Beyond first-party signals, we’re admitting third-party IDs into AMC.
Joe Mitchell, head of GTM sales, Amazon Ads

Amazon Ads is offering this means of addressing audiences across Amazon properties as well as third-party websites with sales staff there honing their sales pitch to emphasize “accuracy” as opposed to “precision.”

The company is also working with third-party publishers to improve this means of helping advertisers find the audiences most likely to purchase their wares which effectively represents a shift away from deterministic targeting toward using probabilistic methods.

“We receive signals directly from publishers through Amazon publishing direct or APD,” added Dorre, explaining how that, in some cases, this can also include publisher-provided signals to increase adjustability on that specific media owner’s site.

“This includes guaranteed access to a certain set of potential parameters, and then page content that has a higher fidelity because we’re minimizing intermediaries in the ad inventory supply chain and this can better inform our modeling,” she explained.

LiveRamp Tie-up

Additionally, the company is also moving to help advertisers better calculate their ROI of spend within Amazon Ads by helping them with attribution modeling using AI, and is also opening up to letting advertisers import third-party IDs.

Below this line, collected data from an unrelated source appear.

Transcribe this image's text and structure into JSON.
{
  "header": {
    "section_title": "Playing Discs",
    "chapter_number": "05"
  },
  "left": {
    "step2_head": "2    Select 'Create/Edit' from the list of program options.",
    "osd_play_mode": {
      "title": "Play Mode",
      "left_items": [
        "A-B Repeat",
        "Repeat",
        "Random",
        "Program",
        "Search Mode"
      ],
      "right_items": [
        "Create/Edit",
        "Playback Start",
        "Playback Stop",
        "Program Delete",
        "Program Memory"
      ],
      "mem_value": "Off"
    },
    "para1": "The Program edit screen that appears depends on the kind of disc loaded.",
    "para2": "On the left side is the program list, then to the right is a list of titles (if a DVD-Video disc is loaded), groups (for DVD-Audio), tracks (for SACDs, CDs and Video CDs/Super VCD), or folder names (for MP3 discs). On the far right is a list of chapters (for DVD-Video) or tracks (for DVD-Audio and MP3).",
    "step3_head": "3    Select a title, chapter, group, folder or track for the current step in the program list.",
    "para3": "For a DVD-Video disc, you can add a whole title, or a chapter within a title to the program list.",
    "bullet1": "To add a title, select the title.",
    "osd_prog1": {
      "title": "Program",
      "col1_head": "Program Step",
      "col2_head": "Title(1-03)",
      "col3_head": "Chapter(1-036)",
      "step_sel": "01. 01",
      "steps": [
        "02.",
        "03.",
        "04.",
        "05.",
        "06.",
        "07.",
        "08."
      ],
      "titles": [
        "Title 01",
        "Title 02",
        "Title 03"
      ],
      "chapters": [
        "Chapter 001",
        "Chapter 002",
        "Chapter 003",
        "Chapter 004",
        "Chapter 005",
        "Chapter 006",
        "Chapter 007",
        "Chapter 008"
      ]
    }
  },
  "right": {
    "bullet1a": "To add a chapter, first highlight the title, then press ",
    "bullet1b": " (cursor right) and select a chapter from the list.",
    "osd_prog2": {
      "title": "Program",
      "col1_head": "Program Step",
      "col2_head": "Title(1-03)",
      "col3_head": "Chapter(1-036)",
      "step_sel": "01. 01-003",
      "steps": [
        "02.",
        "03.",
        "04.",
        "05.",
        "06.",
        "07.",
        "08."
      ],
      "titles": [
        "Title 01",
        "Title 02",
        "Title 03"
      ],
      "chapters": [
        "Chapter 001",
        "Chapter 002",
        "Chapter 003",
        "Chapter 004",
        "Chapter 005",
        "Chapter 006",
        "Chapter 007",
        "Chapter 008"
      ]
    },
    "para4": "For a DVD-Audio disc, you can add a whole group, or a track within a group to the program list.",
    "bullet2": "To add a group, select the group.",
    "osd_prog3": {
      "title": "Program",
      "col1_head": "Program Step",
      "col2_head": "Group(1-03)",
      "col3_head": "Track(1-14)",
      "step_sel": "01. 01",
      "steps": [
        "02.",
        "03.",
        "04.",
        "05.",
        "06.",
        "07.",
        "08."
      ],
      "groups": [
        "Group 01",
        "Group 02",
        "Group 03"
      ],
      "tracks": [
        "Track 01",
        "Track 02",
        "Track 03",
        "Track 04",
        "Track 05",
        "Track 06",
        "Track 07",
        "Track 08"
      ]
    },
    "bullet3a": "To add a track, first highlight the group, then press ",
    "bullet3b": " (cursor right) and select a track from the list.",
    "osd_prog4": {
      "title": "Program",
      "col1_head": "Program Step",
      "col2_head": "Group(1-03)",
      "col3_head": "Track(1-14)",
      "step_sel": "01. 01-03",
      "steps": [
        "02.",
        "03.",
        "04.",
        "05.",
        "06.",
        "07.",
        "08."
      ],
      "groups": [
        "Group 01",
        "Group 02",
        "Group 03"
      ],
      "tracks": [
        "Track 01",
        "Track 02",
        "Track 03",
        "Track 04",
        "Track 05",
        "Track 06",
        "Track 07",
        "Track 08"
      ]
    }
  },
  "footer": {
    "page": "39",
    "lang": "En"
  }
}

“With model conversions, we are helping advertisers account for conversions in cases where the link between an ad interaction or conversion event on Amazon.com is not available,” explained fellow presenter Joe Mitchell, head of go-to-market sales, Amazon Ads.

“Beyond first-party signals, we’re admitting third-party IDs into AMC in an effort to drive interoperability with advertisers’ audience, and measurement strategy of choice, we now support LiveRamp’s RampID in AMC,” he added. “If you use LiveRamp to manage audiences, you can use RampID as the key to join audiences with Amazon ad sales or customer analytics.”

So, with Amazon ranked as the third-biggest player in the market, and Meta (the second-largest player) currently experiencing rocky fortunes, some are left wondering how long, or if, it will take the e-commerce giant to close the gap?